Que durante
veinticuatro horas soy capaz de recordar todos mis pendientes y realizarlos uno a uno sin contratiempos, sin llamadas inesperadas, sin una interrupción ni distracción, imagino que concluyo todas mis tareas y por fin puedo comenzar de cero sin dejar que nada más se me vuelva a acumular: el trabajo de titulación de la maestría que parece añejarse "en barricas de roble blanco", el proyecto para hacer más productivos mis veranos, las talachitas de la oficina, la organización de innumerables papelitos "importantes" (que, por más que les erradico del escritorio, se vuelven a acumular a la velocidad de la luz), darle una refrescada a mi portátil, detallar y ajustar algunas sesiones de clases (aunque nadie más que yo note el cambio), mi plan de conquistar al mundo (por lo menos el mundo que hay en mi cabeza que ahora mismo parece tenerme conquistado a mí).

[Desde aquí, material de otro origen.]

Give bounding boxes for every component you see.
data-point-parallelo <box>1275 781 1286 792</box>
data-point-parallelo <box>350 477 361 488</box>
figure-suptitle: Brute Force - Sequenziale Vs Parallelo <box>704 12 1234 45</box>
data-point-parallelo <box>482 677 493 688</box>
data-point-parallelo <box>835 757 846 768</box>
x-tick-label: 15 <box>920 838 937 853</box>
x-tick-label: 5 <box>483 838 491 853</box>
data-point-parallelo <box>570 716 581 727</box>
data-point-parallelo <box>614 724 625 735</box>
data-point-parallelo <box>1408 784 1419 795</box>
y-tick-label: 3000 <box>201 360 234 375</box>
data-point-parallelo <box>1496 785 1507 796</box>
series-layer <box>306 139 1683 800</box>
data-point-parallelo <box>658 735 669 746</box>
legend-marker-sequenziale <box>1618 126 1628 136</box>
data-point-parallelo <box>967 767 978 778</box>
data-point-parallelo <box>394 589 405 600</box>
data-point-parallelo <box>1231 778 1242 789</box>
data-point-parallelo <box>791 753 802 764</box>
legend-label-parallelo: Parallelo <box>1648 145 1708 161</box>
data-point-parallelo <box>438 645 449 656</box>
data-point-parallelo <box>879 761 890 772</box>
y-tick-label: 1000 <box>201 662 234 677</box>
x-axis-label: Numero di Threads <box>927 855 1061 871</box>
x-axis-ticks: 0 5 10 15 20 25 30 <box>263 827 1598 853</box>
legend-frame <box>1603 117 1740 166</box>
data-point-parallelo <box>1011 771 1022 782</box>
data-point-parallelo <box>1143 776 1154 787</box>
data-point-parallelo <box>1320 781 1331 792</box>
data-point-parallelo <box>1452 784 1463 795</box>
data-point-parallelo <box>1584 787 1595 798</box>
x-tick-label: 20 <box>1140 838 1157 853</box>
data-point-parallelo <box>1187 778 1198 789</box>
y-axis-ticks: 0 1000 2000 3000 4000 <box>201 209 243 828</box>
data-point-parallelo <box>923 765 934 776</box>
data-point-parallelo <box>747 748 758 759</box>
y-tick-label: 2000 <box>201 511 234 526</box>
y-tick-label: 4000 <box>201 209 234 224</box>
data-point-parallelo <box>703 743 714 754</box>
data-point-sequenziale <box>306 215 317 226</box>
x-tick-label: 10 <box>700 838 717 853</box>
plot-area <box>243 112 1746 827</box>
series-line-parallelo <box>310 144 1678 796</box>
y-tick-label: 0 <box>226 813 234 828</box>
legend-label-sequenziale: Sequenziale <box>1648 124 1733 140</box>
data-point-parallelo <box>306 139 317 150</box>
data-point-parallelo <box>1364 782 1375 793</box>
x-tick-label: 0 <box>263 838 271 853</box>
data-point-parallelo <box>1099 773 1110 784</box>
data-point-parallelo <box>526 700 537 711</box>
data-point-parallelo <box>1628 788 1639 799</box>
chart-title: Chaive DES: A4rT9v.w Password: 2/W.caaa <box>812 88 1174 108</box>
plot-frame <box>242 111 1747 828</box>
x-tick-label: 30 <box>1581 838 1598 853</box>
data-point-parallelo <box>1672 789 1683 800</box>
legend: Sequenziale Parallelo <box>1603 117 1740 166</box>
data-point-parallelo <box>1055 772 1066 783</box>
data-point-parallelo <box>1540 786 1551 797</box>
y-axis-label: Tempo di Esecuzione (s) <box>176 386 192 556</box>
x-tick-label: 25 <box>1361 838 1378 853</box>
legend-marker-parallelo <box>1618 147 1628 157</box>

Y constantemente vuelvo a mi realidad, habiendo consumido
veinticuatro minutos de mi vida en imaginar que no desperdicio ni un segundo, robándome
veinticuatro segundos más para concluir que lo que imagino no sólo es imposible, sino que me encuentro caminando en una ruta que conduce al lado opuesto de ese horizonte.
También acabo de decidir tomarme
veinticuatro palabras más para afirmar que no hablo de perder el tiempo, tan sólo de disfrutarlo, aunque sea con estupideces.
Y quizás le haya robado a alguien veinticuatro de sus segundos ocupados en contar que el enunciado anterior tiene en realidad veinticinco palabras... Pero quizás también le haya robado una pequeña sonrisa.